Suppose we have 30 files in a folder such that 1234567_val_2022-02-01.csv 1234567_train_2022-02-01.csv 1234567_test_2022-02-01.csv 1234567_val_2022-02-02.csv 1234567_train_2022-02-02.csv 1234567_test_2022-02-02.csv 1234567_val_2022-02-03.csv 1234567_train_2022-02-03.csv 1234567_test_2022-02-03.csv 1234567_val_2022-02-04.csv 1234567_train_2022-02-04.csv 1234567_test_2022-02-04.csv 1234567_val_2022-02-05.csv 1234567_train_2022-02-05.csv 1234567_test_2022-02-05.csv 1234568_val_2022-02-01.csv 1234568_train_2022-02-01.csv 1234568_test_2022-02-01.csv 1234568_val_2022-02-02.csv 1234568_train_2022-02-02.csv 1234568_test_2022-02-02.csv 1234568_val_2022-02-03.csv 1234568_train_2022-02-03.csv 1234568_test_2022-02-03.csv 1234568_val_2022-02-04.csv 1234568_train_2022-02-04.csv 1234568_test_2022-02-04.csv 1234568_val_2022-02-05.csv 1234568_train_2022-02-05.csv 1234568_test_2022-02-05.csv
where first seven characters are 1234567, 1234567.. unique ID and 2022-02-01, 2022-02-02 ..are date in format (%Y%M%D).

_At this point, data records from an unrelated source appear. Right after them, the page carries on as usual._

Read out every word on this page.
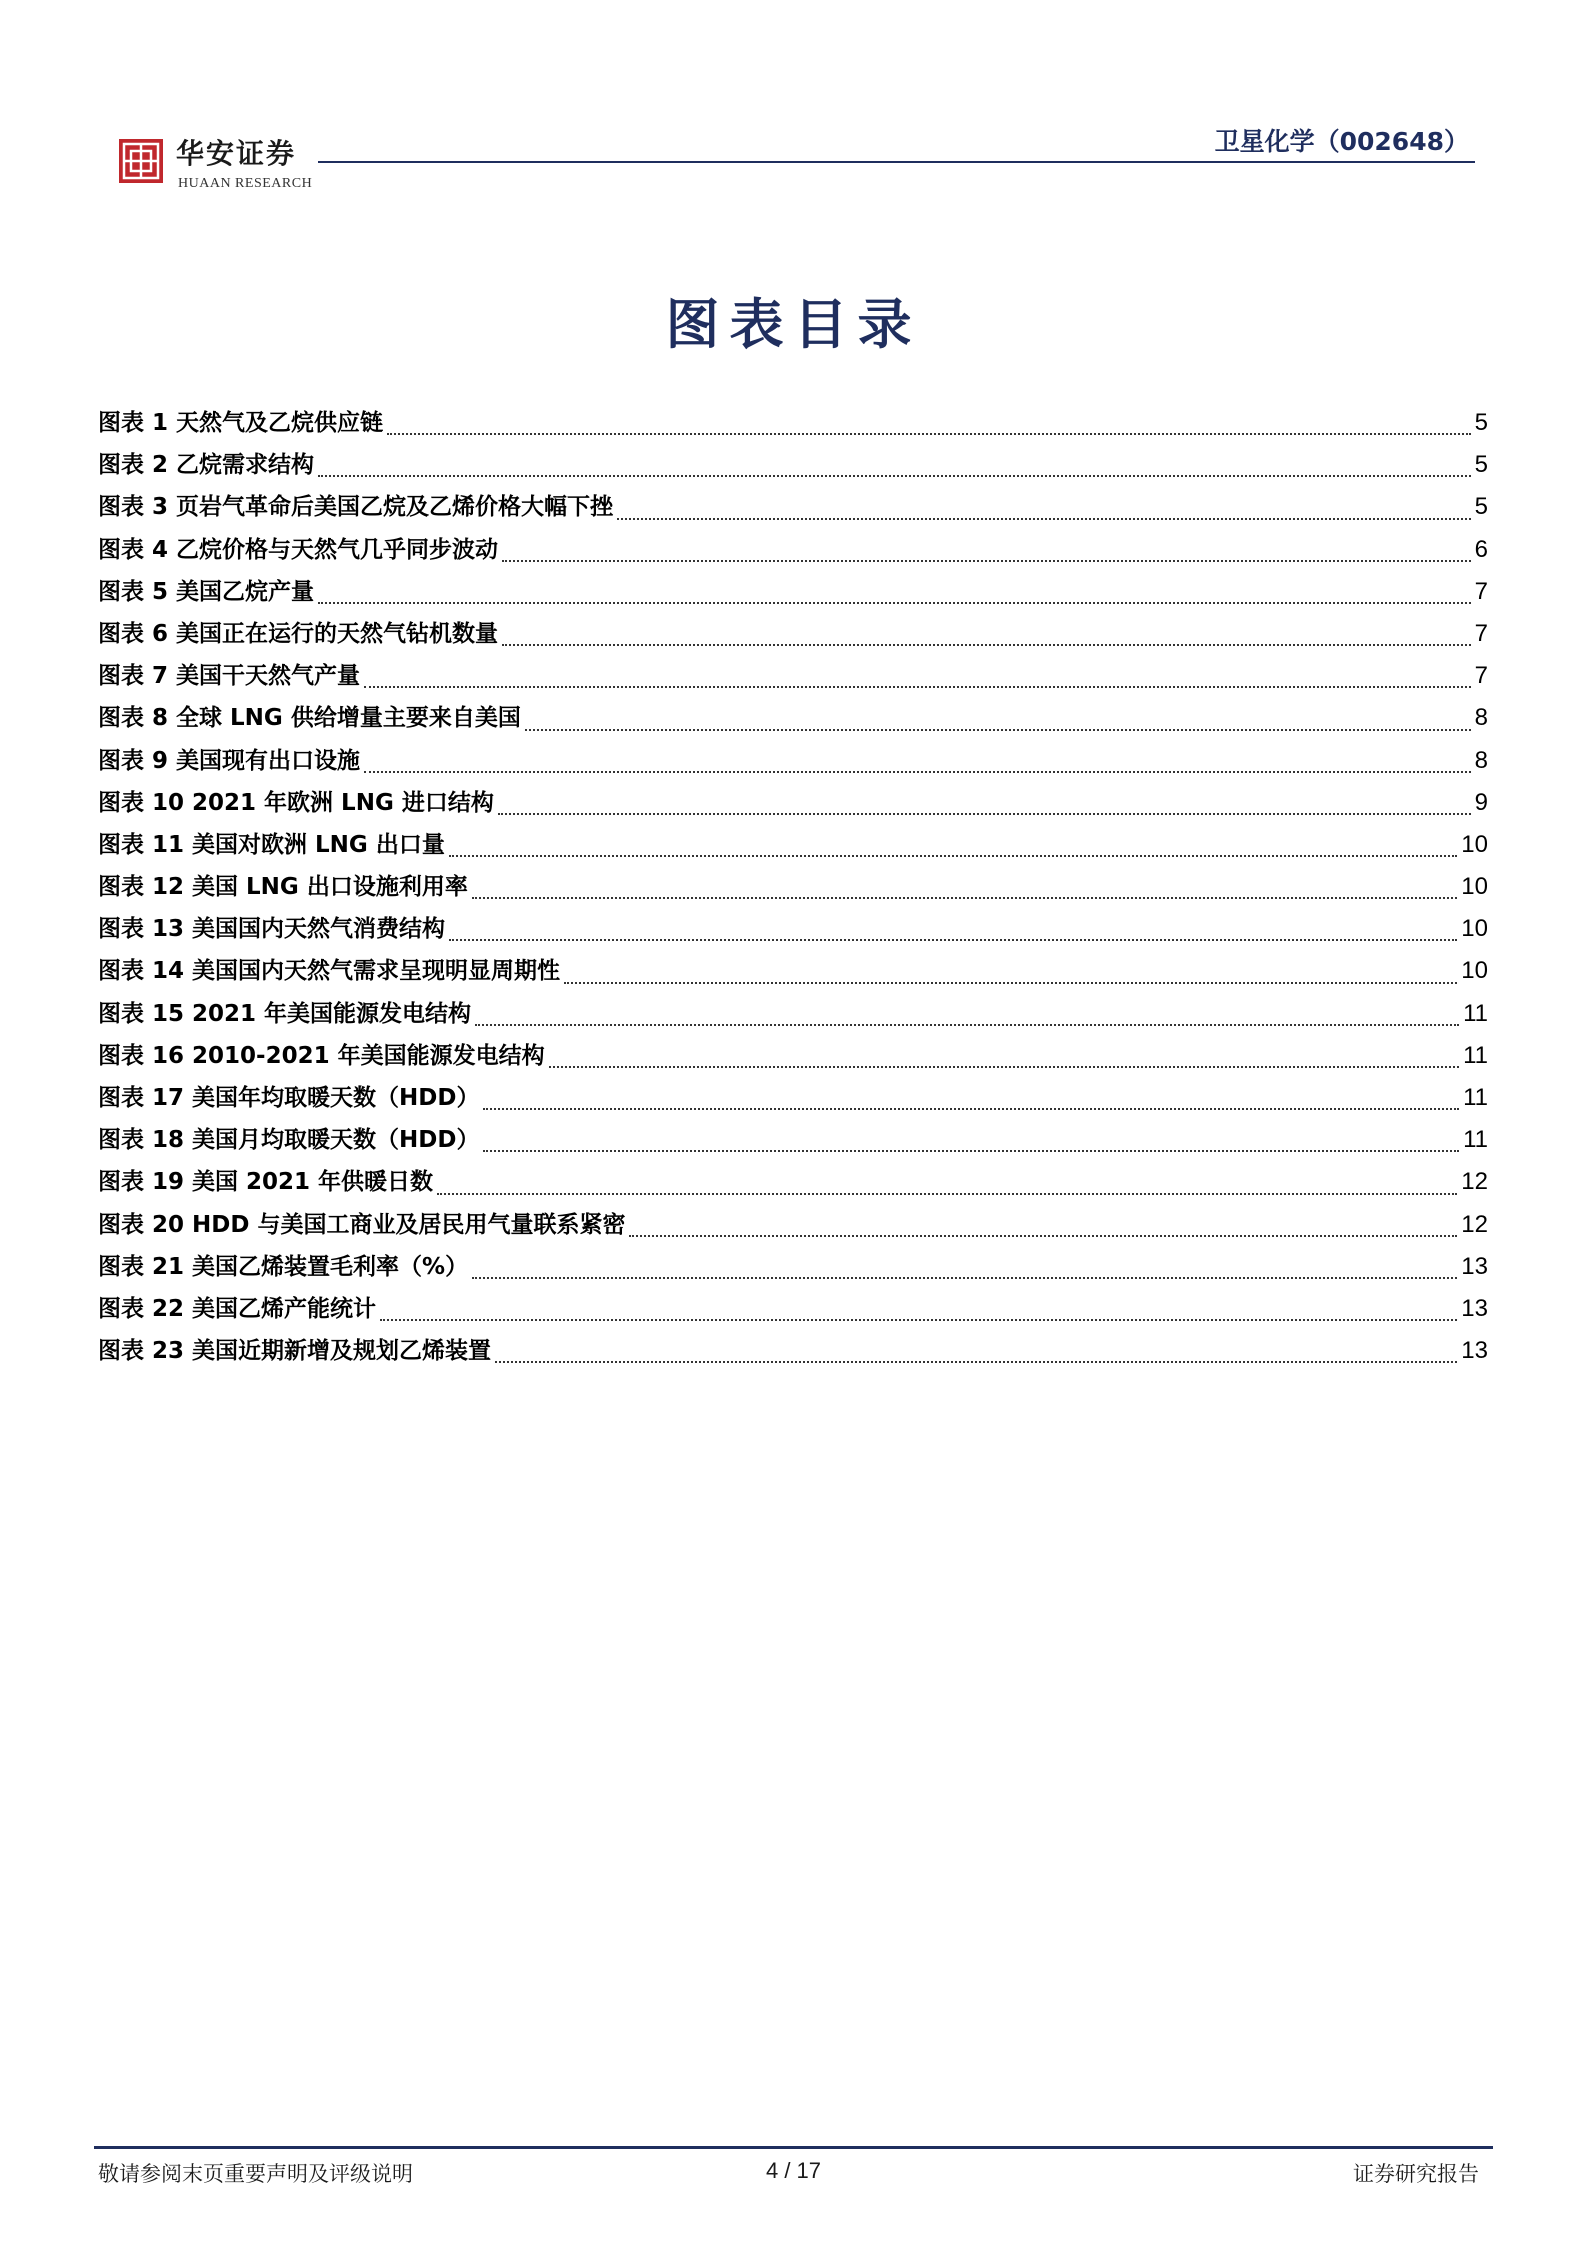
华安证券
HUAAN RESEARCH
卫星化学（002648）
图表目录
图表 1 天然气及乙烷供应链	5
图表 2 乙烷需求结构	5
图表 3 页岩气革命后美国乙烷及乙烯价格大幅下挫	5
图表 4 乙烷价格与天然气几乎同步波动	6
图表 5 美国乙烷产量	7
图表 6 美国正在运行的天然气钻机数量	7
图表 7 美国干天然气产量	7
图表 8 全球 LNG 供给增量主要来自美国	8
图表 9 美国现有出口设施	8
图表 10 2021 年欧洲 LNG 进口结构	9
图表 11 美国对欧洲 LNG 出口量	10
图表 12 美国 LNG 出口设施利用率	10
图表 13 美国国内天然气消费结构	10
图表 14 美国国内天然气需求呈现明显周期性	10
图表 15 2021 年美国能源发电结构	11
图表 16 2010-2021 年美国能源发电结构	11
图表 17 美国年均取暖天数（HDD）	11
图表 18 美国月均取暖天数（HDD）	11
图表 19 美国 2021 年供暖日数	12
图表 20 HDD 与美国工商业及居民用气量联系紧密	12
图表 21 美国乙烯装置毛利率（%）	13
图表 22 美国乙烯产能统计	13
图表 23 美国近期新增及规划乙烯装置	13
敬请参阅末页重要声明及评级说明	4 / 17	证券研究报告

How will we list all train, test and val .csv files between 2022-02-01 and 2022-02-03 in python?
output:
train files between 2022-02-01 and 2022-02-03:
1234567_train_2022-02-01.csv 1234567_train_2022-02-02.csv 1234568_train_2022-02-03.csv 1234568_train_2022-02-01.csv 1234568_train_2022-02-02.csv 1234568_train_2022-02-03.csv
test files between 2022-02-01 and 2022-02-03:
1234567_test_2022-02-01.csv 1234567_test_2022-02-02.csv 1234568_test_2022-02-03.csv 1234568_test_2022-02-01.csv 1234568_test_2022-02-02.csv 1234568_test_2022-02-03.csv
val files:
1234567_val_2022-02-01.csv 1234567_val_2022-02-02.csv 1234568_val_2022-02-03.csv 1234568_val_2022-02-01.csv 1234568_val_2022-02-02.csv 1234568_val_2022-02-03.csv
CodePudding user response:
I would suggest to use parse (https://pypi.org/project/parse/)
import parse
name = "1234567_train_2022-02-01.csv"
result = parse.parse("{}_{}_{}-{}-{}.csv", name)
print(result)
if result[2] == '2022' and result[3] == '02' and result[4] >= '01' and result[4] <= '03':
# do something
CodePudding user response:
Another approach could be to extract the date from the filename, parse it by converting it to datetime.datetime
. We can then iterate over each date and compare with the deadlines.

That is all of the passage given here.